Truth is, a couple of weeks ago I lost a race with Luca. Not a proper race, mind. There was no starting gun, agreed finish line or post race drug test.
And if this sounds like I’m making excuses, I’ve barely even started.
He was wearing his PE kit. I was carrying two school bags and a coat. I gave him a head start and he set off running at ‘get set…’
But as anyone watching will tell you, I wasn’t catching him. If anything he was pulling away. And if I’d dropped the bags, which I did consider doing, it was still highly unlikely I would have won.
So I’ve been shamed into downloading the Couch to 5K app. Again. Last time I downloaded it, it was quickly hidden away in a ‘guilt’ folder, then deleted permanently without me ever getting past the couch stage.
But not this time. I’m already on week two. And despite all my cynicism over whether running can really make you happier, I’m never too proud to admit when I’m wrong. That’s not to say I am happier, far from it, what I am is considerably more miserable than even I expected to be.
I hate it. I hate it before I set off. I hate it during the run. I hate it after I’m finished.
The endorphins that should be setting off fireworks in my brain are nowhere to be seen.
There’s parts of my body screaming ‘what the hell are you doing, stop it!’
I’m the small print on the Nike ‘Just Do It’ adverts. Something along the lines of *not you, fatboy!

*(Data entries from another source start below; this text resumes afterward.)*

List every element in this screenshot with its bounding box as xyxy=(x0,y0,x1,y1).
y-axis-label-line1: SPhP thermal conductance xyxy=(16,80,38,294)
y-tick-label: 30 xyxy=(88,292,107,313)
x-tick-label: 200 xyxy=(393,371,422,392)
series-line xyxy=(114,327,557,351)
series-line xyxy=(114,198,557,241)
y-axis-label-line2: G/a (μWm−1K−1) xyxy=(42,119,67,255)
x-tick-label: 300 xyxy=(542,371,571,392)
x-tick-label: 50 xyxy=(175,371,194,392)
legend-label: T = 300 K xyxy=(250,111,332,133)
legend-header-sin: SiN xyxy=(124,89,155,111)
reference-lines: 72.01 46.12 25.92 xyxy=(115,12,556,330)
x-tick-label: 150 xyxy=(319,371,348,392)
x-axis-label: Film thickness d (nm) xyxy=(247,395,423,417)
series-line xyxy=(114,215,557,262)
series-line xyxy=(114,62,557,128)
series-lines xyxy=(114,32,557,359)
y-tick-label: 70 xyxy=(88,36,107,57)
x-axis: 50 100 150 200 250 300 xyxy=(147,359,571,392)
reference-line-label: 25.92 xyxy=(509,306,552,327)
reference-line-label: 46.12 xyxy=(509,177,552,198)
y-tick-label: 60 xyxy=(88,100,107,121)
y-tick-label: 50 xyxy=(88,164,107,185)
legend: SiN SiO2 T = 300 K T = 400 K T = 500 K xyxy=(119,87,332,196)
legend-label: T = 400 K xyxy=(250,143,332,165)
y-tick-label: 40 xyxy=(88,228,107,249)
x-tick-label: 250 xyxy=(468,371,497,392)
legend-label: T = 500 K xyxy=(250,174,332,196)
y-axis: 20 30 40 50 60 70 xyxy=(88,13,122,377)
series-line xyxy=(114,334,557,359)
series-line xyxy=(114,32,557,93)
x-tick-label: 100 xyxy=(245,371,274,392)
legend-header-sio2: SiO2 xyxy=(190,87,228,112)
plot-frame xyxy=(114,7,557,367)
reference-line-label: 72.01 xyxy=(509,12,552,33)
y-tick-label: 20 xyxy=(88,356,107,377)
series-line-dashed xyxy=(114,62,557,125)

I’ve even started drooling over mobility scooters with a level of envy that is anything but healthy.
I assume it’ll get easier, but does it ever become more enjoyable, because right now if I was offered the chance to cash in a few years of my life not to do this I’d take their first offer without even bothering to negotiate.
Given it’s only been a couple of weeks, coupled with my well documented lack of dedication to, well, anything, it may seem a little premature to be writing this post now. But this isn’t meant as a motivational post to shame myself into carrying on. Nor is it a post to refer back to once I’ve achieved my goal.
What I’m doing is writing my own epitaph. Because when I’m found collapsed in the park in a pool of my own misery, it should read that I died doing what I love. Not the running, obviously, but grumbling about it.
Now I think about it, this might also explain what happened to my endorphins. Maybe they were on track to my brain only to take a replacement bus service out of my mouth in the form of a series of expletives that have no place on a family friendly blog?
I’ll not be updating my progress on social media with distances and times. Not just because I hate reading that kind of self-congratulatory gubbins as much as the next person sat on the sofa eating malteasers, but because statistically I’m closer to running a five-minute mile if I didn’t leave the house.
But you will know how I’ve done in a few weeks time, because Luca has challenged me to a proper race. Free of luggage and excuses. And when I win, which I will, you can be damn sure it’ll be all over my social media, and quite possibly a
blog post series of blog posts, too.